Major Assignment Scoring System
 

I grade major writing assignments according to rubrics I have designed specifically for each assignment. Each will receive two separate sets of scores, one for Content and one for Grammar and Style. The Content score includes how well you accomplish the purpose of the assignment, how strong your thesis and argument are, how well the essay is organized, and (when relevant) how well you obey the conventions of your discipline. The Grammar and Style score includes mechanical errors of various types, concision, document formatting, and overall readability.

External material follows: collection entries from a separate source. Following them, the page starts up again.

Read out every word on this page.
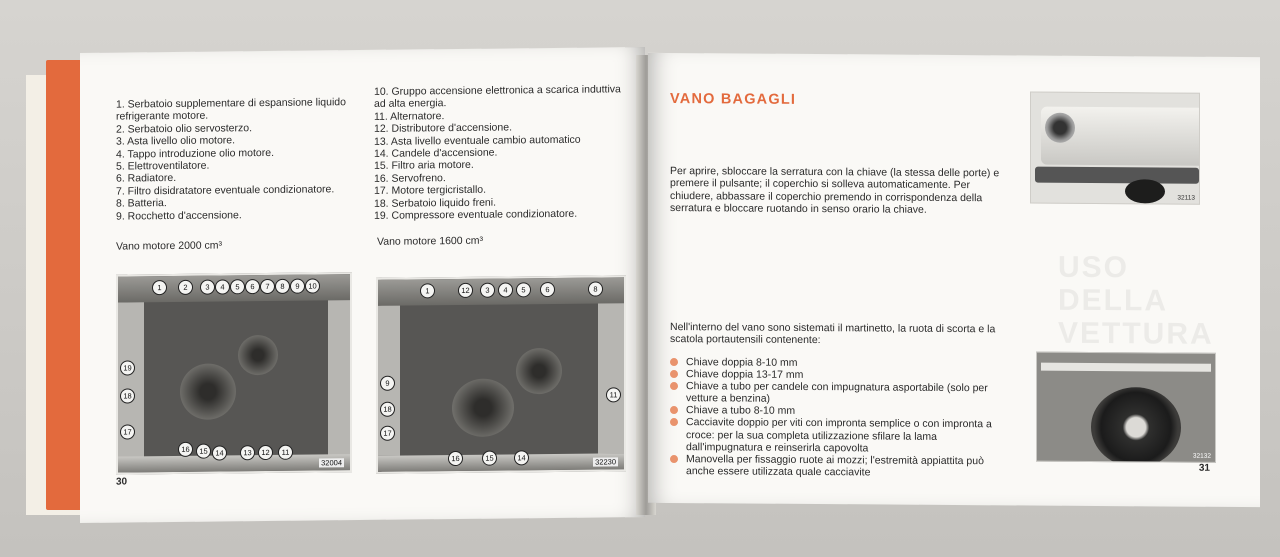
1. Serbatoio supplementare di espansione liquido refrigerante motore.
2. Serbatoio olio servosterzo.
3. Asta livello olio motore.
4. Tappo introduzione olio motore.
5. Elettroventilatore.
6. Radiatore.
7. Filtro disidratatore eventuale condizionatore.
8. Batteria.
9. Rocchetto d'accensione.
10. Gruppo accensione elettronica a scarica induttiva ad alta energia.
11. Alternatore.
12. Distributore d'accensione.
13. Asta livello eventuale cambio automatico
14. Candele d'accensione.
15. Filtro aria motore.
16. Servofreno.
17. Motore tergicristallo.
18. Serbatoio liquido freni.
19. Compressore eventuale condizionatore.
Vano motore 2000 cm³	Vano motore 1600 cm³
1	2	3	4	5	6	7	8	9	10
19
18
17
16	15	14	13	12	11
32004
1	12	3	4	5	6	8
9
18
17
16	15	14
11
32230
30
VANO BAGAGLI
USO
DELLA
VETTURA
Per aprire, sbloccare la serratura con la chiave (la stessa delle porte) e premere il pulsante; il coperchio si solleva automaticamente. Per chiudere, abbassare il coperchio premendo in corrispondenza della serratura e bloccare ruotando in senso orario la chiave.
32113
Nell'interno del vano sono sistemati il martinetto, la ruota di scorta e la scatola portautensili contenente:
Chiave doppia 8-10 mm
Chiave doppia 13-17 mm
Chiave a tubo per candele con impugnatura asportabile (solo per vetture a benzina)
Chiave a tubo 8-10 mm
Cacciavite doppio per viti con impronta semplice o con impronta a croce: per la sua completa utilizzazione sfilare la lama dall'impugnatura e reinserirla capovolta
Manovella per fissaggio ruote ai mozzi; l'estremità appiattita può anche essere utilizzata quale cacciavite
32132
31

The scores on rubrics follow a check system:

A check-plus (√+) indicates superior work. Depending on the particular assignment or the area being scored, this can mean an original and provocative focus, an insightful thesis, a highly persuasive argument, outstanding use of support, clear and engaging organization, flawless clarity, complete absence of a certain kind of grammatical error, excellent concision, perfect adherence to academic conventions for quotations, or flawless formatting.

A check (√) indicates that you have fulfilled that specific goal and all the expectations that go along with it: a clear and appropriate thesis, a solid argument without logical gaps, effective use of support, clear organization, or only minor errors in clarity, concision, and so on.

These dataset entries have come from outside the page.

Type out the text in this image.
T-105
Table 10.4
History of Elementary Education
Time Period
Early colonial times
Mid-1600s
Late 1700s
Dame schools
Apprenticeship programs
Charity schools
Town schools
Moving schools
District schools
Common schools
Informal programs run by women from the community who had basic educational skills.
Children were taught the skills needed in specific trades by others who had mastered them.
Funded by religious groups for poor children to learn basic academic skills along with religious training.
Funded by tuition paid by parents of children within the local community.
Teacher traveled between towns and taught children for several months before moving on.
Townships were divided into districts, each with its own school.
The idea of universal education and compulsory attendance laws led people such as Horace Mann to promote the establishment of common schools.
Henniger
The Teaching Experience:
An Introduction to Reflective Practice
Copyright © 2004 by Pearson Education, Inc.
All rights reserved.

A check-minus (√-) indicates barely adequate college-level writing; your work has obvious flaws in that specific area, but they are not so overwhelming that a voluntary reader would throw down your essay in disgust and walk away.

A minus score (–) indicates severe problems: a thesis that makes little or no sense or is inappropriate to the assignment, a lack of careful argumentation or support, poor organization, significant passages that are confusing to a reader, poor grammar, overwhelming wordiness, an apparent ignorance of academic conventions regarding citations and formatting, or general carelessness. Note that exceptionally clear, concise, and graceful writing can earn you extra credit on the Grammar and Style portion of the rubric.

For purposes of grade computation, a check-plus counts as a score of 100%, a check counts as an 85%, a check-minus counts as a 75%, and a minus counts as a 70% for most of the categories; in a few stylistic categories, a check-plus counts as a score of 110%, a check counts as a score of 100%, a check-minus counts as a 90%, and a minus counts as an 80%.

The Content and Grammar and Style scores are averaged separately. However, on these major assignments, a further step occurs: these scores are multiplied together, not averaged. For example, if the Content scores comes out to an 88.3% average, and the Grammar and Style score comes out to a 92.5%, the final grade for the assignment will be 81.7% (88.3% x 92.5% = 81.6775%, which is then rounded up). The rationale for this is that no reader averages the Content and Style of a written document in his or her mind. Rather, any grammatical and stylistic errors get in the way of his or her comprehension and enjoyment.